The facts were that on the afternoon of 8th July 2015 a girl reported having been robbed by two black males. Later that afternoon two males were photographed climbing into a house close to the scene of the robbery. KK and MGS were subsequently arrested later that day. KK gave a no comment interview. During an identification parade, the girl and her friend (a witness to the robbery) picked out MGS, neither identified KK. KK and MGS were charged with robbery and false imprisonment.
In the Newton hearing MGS identified KK as the person who had been with him when the Complainant's mobile phone was taken. It was clear from the DJ's reasons that she relied on MGS's evidence in the Newton hearing to conclude that KK was the person who robbed the Complainant.
There were two main questions which fell to be answered by the Divisional Court:
Was the evidence of MGS in the Newton hearing admissible against KK in his trial?
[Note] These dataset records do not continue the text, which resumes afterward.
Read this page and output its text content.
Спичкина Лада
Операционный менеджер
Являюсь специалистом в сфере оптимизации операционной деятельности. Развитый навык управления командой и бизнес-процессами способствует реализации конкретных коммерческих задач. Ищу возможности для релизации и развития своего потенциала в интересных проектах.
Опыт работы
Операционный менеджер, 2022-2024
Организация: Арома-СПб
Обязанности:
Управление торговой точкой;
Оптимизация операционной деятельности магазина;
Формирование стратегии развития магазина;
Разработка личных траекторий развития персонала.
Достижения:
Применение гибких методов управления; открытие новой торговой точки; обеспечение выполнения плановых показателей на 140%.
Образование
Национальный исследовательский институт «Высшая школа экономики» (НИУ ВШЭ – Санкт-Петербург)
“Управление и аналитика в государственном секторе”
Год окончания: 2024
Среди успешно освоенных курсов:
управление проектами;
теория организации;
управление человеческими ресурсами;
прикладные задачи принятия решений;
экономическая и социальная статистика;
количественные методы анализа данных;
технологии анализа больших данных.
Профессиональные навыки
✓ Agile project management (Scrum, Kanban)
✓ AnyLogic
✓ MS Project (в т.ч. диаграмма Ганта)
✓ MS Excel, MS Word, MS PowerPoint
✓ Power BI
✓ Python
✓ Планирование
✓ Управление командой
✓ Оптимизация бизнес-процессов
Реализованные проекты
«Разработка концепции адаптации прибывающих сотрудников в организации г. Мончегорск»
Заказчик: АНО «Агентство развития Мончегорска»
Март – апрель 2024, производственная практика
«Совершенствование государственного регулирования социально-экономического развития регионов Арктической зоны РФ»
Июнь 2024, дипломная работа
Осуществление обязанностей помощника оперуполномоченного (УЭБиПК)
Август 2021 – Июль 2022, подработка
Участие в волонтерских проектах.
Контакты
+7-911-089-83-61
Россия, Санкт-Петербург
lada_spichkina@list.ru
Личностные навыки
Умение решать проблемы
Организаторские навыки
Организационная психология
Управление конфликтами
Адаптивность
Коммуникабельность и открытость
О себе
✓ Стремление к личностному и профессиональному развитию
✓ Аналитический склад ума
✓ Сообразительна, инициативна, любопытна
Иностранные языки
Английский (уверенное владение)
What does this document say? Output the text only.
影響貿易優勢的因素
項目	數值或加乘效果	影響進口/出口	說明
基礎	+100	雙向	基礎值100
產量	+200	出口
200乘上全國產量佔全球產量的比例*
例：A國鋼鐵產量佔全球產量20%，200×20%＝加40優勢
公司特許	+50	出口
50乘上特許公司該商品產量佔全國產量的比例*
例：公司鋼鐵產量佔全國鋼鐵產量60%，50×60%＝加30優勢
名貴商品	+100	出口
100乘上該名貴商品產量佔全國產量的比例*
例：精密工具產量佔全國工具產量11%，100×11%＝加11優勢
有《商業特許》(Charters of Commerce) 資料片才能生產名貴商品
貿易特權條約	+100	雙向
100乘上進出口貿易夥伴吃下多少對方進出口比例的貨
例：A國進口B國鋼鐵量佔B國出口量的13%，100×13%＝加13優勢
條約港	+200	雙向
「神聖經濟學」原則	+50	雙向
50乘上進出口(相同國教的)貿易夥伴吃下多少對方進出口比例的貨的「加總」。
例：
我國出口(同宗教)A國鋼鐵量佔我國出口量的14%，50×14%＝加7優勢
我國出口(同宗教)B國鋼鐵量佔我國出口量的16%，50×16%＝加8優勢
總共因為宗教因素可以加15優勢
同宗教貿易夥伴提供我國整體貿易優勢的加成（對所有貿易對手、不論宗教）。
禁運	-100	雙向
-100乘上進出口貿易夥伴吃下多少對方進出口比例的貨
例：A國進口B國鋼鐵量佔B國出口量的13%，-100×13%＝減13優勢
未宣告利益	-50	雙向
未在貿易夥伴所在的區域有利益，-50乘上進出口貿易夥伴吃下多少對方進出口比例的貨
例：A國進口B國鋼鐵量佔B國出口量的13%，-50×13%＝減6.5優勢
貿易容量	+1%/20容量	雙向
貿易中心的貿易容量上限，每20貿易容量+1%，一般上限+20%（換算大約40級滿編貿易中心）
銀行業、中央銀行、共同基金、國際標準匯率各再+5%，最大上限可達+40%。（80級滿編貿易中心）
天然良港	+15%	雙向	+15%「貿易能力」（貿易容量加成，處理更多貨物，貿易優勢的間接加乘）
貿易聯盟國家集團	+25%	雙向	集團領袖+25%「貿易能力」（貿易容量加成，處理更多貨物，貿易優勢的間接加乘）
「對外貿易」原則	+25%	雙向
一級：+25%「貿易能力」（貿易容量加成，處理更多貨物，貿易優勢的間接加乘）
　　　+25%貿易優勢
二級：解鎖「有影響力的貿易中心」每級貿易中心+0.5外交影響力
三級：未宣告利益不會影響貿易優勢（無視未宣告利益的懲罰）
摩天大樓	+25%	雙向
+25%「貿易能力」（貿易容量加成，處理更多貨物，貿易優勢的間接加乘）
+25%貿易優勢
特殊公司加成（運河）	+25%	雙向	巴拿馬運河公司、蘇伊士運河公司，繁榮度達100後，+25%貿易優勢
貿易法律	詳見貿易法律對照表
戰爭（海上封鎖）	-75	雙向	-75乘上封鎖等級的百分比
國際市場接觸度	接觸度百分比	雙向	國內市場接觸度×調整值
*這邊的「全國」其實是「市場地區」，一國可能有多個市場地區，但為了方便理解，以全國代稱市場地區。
If it was not admissible, was KK's conviction safe?
How should the Youth Court proceed in similar circumstances in the future?
The evidence of MGS was inadmissible in the trial of KK. Per Lord Thomas CJ: "He [MGS] was therefore not a witness in the trial of KK and the evidence he gave […] should not have been admitted or taken into account in any way by the judge in determining the guilt of KK".
Following R v Patrick Smith (1988) 10 Cr App R (S) 271, in these circumstances in the Crown Court the guilt or innocence of KK would have been determined by a jury with a separate Newton hearing then following in respect of MGS, albeit with the same trial judge.
In the Youth Court, it will generally be fair to follow the process identified in Smith. However, there may be some very rare cases when that process is not appropriate. KK's was one such case.
The appeal was allowed, KK's conviction was quashed and a retrial was ordered to take place before a different judge.